"If I were them, I would ask for my money back and say, 'Just go home'." That's Willem van Hanegem — Feyenoord legend, man with a stand named after him — on Raheem Sterling. It doesn't get much more damning than that.
Sterling's short-term spell in Rotterdam is, for all practical purposes, over. Seven appearances. Four starts. Zero goals. One assist. His place in the lineup has repeatedly gone to Tobias van den Elshout — a 19-year-old central midfielder who was asked to play left wing instead of a man who once finished 12th in Ballon d'Or voting.
Let that land for a second. Feyenoord were fighting for Champions League qualification, and their solution was a teenage midfielder out of position. Not Sterling.
What Actually Went Wrong
The easy read is that Sterling's legs have gone at 31. The more accurate one is that seven months completely frozen out at Chelsea — not training with the first team, not playing, collecting £325,000 a week to work with a personal trainer — did serious, lasting damage to his match fitness. By the time he arrived at Feyenoord, he was starting a pre-season in January, with Champions League pressure on from week one.
His personal trainer, Ben Rosenblatt, is blunt about where things stood when they started working together: "I was definitely thinking, 'I don't know how this guy can play again'." That improved. But improved enough for competitive European football at pace? Clearly not.
Jan Everse, a former Netherlands international who played alongside Johan Cruyff, watched Sterling and saw a player stripped of his one defining weapon. "He's not explosive any longer," Everse said. "One against one, he never passes a defender. So now, without his old speed, he plays the ball without risk." When a winger stops running at people, he stops being a winger. Sterling was substituted off at NAC Breda in his first start while the crowd laughed. In a later game, he got on the pitch and immediately fell over trying to beat a defender. The stadium laughed again.
Robin van Persie has defended his player publicly — even snapping at journalists for judging Sterling too early — but actions tell a clearer story. Sterling has been an unused substitute in three of his last four matches. At Sunday's final home game of the season, a 1-1 draw with AZ that secured second place and Champions League football, Sterling sat in the dugout with two empty seats on one side and three on the other.
The Career Behind the Decline
It's worth being clear about what Sterling actually was before this. Four Premier League titles with Manchester City. An MBE. 82 England caps across three World Cups. Named in UEFA's team of the tournament at Euro 2020. Over 600 career appearances by the age of 29, playing 50-plus games in eight consecutive seasons. Gareth Southgate once refused to rule out a Ballon d'Or.
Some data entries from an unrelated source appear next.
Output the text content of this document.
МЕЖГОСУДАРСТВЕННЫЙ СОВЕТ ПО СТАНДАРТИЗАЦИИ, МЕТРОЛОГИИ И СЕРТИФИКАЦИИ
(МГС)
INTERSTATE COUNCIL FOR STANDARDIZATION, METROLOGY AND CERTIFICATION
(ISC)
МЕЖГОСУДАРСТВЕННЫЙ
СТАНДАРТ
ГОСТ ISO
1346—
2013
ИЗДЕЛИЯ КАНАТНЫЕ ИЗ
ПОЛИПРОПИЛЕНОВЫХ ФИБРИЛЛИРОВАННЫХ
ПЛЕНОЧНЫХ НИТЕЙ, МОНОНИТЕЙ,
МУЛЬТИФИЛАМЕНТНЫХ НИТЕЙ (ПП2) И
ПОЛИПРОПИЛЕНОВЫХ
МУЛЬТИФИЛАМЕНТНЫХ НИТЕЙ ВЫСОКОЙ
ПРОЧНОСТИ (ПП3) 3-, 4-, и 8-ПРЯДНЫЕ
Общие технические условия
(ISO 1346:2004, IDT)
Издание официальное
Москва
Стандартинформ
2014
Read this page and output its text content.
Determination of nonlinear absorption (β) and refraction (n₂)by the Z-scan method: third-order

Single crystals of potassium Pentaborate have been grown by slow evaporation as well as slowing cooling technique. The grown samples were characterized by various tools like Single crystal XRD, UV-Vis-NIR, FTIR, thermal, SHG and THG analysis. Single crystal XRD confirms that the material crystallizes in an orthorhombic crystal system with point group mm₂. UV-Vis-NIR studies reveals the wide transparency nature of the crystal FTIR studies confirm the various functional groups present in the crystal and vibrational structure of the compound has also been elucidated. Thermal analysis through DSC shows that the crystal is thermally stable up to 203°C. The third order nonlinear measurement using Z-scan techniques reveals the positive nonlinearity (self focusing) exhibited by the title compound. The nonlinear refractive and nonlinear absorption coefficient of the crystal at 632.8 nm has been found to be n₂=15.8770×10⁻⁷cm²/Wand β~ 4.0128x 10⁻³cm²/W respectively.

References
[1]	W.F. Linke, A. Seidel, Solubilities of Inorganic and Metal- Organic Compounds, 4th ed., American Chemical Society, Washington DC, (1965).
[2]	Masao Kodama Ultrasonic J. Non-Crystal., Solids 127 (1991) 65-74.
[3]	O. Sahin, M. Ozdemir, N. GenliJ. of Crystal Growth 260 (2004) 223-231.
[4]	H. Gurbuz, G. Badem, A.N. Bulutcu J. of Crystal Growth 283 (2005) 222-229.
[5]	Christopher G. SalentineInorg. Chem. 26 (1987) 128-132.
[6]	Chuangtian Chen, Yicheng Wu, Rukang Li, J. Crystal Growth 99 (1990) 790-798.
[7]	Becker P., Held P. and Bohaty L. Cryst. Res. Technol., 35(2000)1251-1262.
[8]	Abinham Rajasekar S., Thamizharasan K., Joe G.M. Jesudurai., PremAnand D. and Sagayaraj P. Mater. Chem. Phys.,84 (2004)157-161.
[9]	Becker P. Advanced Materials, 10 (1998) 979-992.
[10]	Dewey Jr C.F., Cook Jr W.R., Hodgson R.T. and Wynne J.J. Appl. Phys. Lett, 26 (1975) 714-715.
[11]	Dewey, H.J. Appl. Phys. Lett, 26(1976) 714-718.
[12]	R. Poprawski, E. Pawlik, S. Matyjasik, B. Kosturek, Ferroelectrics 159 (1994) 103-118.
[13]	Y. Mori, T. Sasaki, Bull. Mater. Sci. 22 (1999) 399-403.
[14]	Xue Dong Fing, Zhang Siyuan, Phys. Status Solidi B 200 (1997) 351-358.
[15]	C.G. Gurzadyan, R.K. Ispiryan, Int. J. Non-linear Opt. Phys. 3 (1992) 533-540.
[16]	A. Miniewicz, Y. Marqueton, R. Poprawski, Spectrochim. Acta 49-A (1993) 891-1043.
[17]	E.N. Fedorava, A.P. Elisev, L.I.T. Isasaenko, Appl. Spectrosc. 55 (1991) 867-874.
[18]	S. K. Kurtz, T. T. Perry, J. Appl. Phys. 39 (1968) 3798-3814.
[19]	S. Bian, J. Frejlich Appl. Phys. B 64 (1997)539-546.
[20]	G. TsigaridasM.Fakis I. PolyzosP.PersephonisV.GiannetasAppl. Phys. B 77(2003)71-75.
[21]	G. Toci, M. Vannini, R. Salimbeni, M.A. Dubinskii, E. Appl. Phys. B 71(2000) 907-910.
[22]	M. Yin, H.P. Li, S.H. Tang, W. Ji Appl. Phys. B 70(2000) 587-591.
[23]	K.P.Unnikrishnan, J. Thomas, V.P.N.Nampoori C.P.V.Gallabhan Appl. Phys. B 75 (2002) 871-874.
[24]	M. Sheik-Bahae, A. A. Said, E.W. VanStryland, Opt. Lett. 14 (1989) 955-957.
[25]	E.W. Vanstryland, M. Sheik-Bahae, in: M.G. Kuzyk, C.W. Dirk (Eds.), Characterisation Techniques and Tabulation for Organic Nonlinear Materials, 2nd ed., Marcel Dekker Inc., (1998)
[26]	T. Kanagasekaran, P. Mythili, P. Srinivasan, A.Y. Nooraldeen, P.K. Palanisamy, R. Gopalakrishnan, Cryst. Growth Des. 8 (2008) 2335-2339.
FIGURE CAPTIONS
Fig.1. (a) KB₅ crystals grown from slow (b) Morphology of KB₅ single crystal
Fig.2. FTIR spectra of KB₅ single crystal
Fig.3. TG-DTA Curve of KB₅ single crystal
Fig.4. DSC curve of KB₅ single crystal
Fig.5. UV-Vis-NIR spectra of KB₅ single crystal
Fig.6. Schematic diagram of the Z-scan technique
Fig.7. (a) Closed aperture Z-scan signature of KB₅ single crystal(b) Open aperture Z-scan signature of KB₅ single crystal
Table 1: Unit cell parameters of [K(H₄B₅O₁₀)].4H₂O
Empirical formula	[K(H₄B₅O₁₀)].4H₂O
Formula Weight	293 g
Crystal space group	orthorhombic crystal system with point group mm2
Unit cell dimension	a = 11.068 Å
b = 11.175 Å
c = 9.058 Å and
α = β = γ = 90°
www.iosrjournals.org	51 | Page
That level of output across that many years doesn't leave a player untouched. Burnout is the polite word. The blunter version is that Sterling may have simply used up most of what he had — and the Chelsea exile, rather than preserving him, just accelerated the decay by destroying his rhythm.
Van Persie says there's a conversation coming after the final game of the season. "We will sit down together and ask him how he liked his time with Feyenoord and how he sees the future." Whether that means a contract extension or a goodbye, everyone expects the latter.
Meanwhile, on Sunday night, Marcus Rashford — three years younger, once the player always measured against Sterling — scored for Barcelona in a Clásico win that helped seal La Liga. The contrast is uncomfortable and completely unavoidable.
MLS, the Middle East, or a Premier League side willing to take a gamble on a reclamation project — those are Sterling's realistic options now. One Dutch football man's verdict was the starkest: "It's over." And after watching what happened in Rotterdam, it's hard to find much to argue with.
The crowd did sing his name at the final whistle on Sunday. Sterling hugged every teammate, gave his shirt to a kid in the stands, and stood on the edge of the penalty area while Feyenoord's season was saluted. A respectful ending to something that never really began.